Bon, j'arrête là. A priori notre directeur général ne sait pas lire. Il n'a pas lu nos revendications, il n'a pas entendus les propositions mille fois répétées pour organiser les choses autrement, sans vider les forêts de leurs forestiers pour en faire des commerciaux, sans faire de notre établissement une usine à bois. Il n'a pas entendu que nous ne sommes pas d'accord pour surexploiter les forêts publiques, ni qu'augmenter le volume de bois mis sur le marché pour compenser la chute du cours du bois ne nous semble pas une solution idéale à la crise. Il n'a pas remarqué que nous sommes choqués par toutes ces suppressions de postes, ces mutations, par le gel des crédits finançant tout ce qui n'est pas commercial, c'est à dire tout ce qui vise à préserver, mettre en valeur, étudier, bref, tout ce qui ne rapporte pas de pognon. Il n'a pas compris que produire plus en préservant mieux avec moins de personnes, ce n'est pas possible. Il y croit encore, le brave homme, malgré l'effroyable déficit de l'établissement, et les dysfonctionnements majeurs et permanents issus de sa réorganisation des services.
Il n'entend pas, ne voit pas, mais il parle, misère. Non, d'après notre directeur, le seul problème, c'est la crise, que nous subissons de plein fouet, que nous affrontons tous ensemble en se serrant les coudes, et c'est beau.
Mais sinon, tout va très bien madame la marquise.

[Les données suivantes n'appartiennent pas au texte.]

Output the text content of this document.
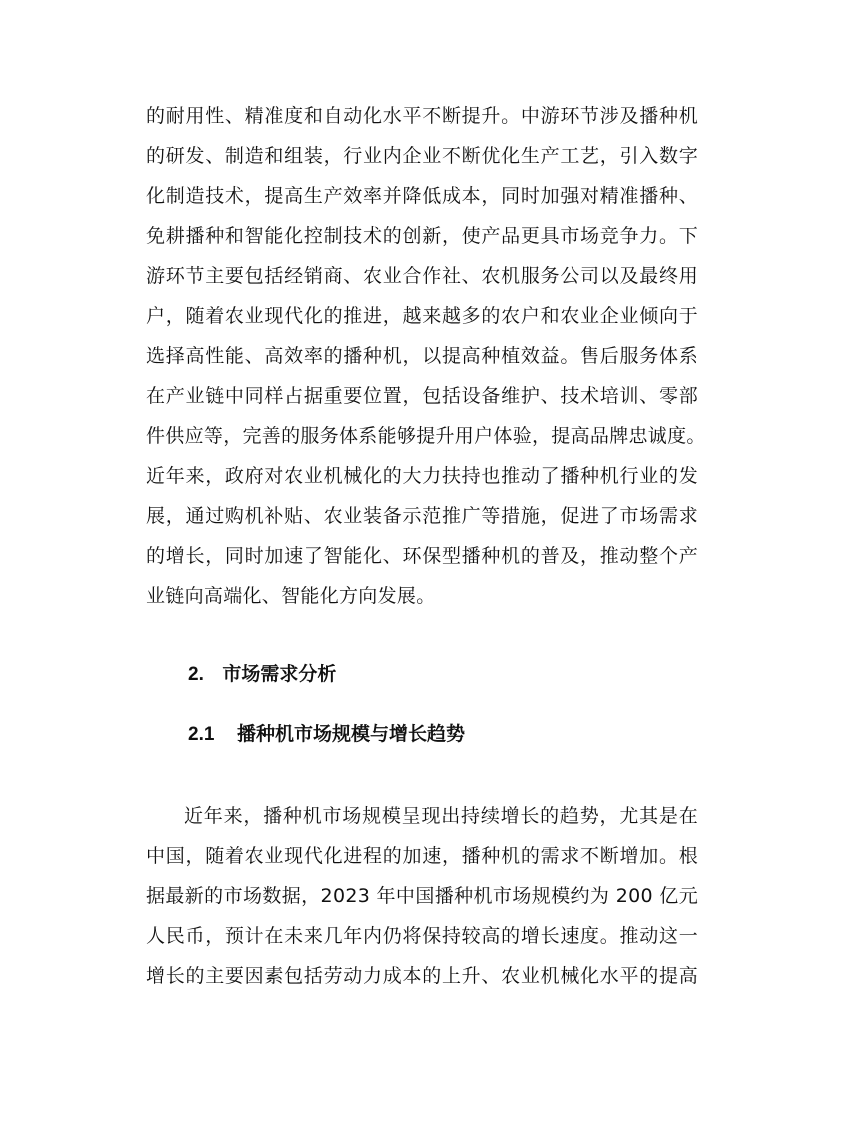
的耐用性、精准度和自动化水平不断提升。中游环节涉及播种机
的研发、制造和组装，行业内企业不断优化生产工艺，引入数字
化制造技术，提高生产效率并降低成本，同时加强对精准播种、
免耕播种和智能化控制技术的创新，使产品更具市场竞争力。下
游环节主要包括经销商、农业合作社、农机服务公司以及最终用
户，随着农业现代化的推进，越来越多的农户和农业企业倾向于
选择高性能、高效率的播种机，以提高种植效益。售后服务体系
在产业链中同样占据重要位置，包括设备维护、技术培训、零部
件供应等，完善的服务体系能够提升用户体验，提高品牌忠诚度。
近年来，政府对农业机械化的大力扶持也推动了播种机行业的发
展，通过购机补贴、农业装备示范推广等措施，促进了市场需求
的增长，同时加速了智能化、环保型播种机的普及，推动整个产
业链向高端化、智能化方向发展。
2. 市场需求分析
2.1 播种机市场规模与增长趋势
近年来，播种机市场规模呈现出持续增长的趋势，尤其是在
中国，随着农业现代化进程的加速，播种机的需求不断增加。根
据最新的市场数据，2023 年中国播种机市场规模约为 200 亿元
人民币，预计在未来几年内仍将保持较高的增长速度。推动这一
增长的主要因素包括劳动力成本的上升、农业机械化水平的提高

Il a fait, bravement, voté un budget modificatif pour rattraper son misérable budget 2009, envisagé comme si la crise n'allait pas atteindre le cours du bois. Voté, même contre l'avis général, ce n'est pas grave, lui était d'accord.
Il a trouvé des solutions super : empruntons ! Méthode UMP.
Il a gelé les embauches, les budgets voués à la préservation de la biodiversité, à l'accueil du public, et il a prévu de vite, vite marquer des bois en forêt domaniale : priorité absolue, coupons plus pour vendre plus, ça compensera la baisse des prix !
Il a fait acheter des tas de tracteurs, pour mécaniser les travaux et les coupes, pour les faire nous même et tant pis si les petites entreprises qui les faisaient avant crèvent autour ! Economisons, achetons des tracteurs, vendons leur service aux communes !
Et aujourd'hui on ne peut plus acheter un pneu, un crayon, et si nos amortisseurs sont morts, c'est pas grave, roulons quand même dans nos casseroles tant qu'elles le peuvent encore, pour vendre nos bois, nos travaux, c'est le plus important ! Rentrons du pognon, rentrons du pognon, ça nous évitera peut-être de crever la gueule ouverte en reversant les dividendes demandés par l'État et les intérêts de emprunts !
Et là dessus il nous rappelle qu'il a invité les représentants syndicaux à venir à une réunion préparatoire au conseil d'administration, mais ce qu'il ne dit pas, c'est qu'il l'a fait en réponse à notre préavis de grève ! Misère, ces petits cons se sont rendu compte qu'on avait plus de CA, vu que le gouvernement a autre chose à foutre que de se pencher sur ce petit problème mineur. Pas de budget pour 2010, et alors ? Où est le problème ? Noyons le poisson et invitons les à une petite réunion préparatoire, histoire de leur montrer qu'on s'occupe de tout ça...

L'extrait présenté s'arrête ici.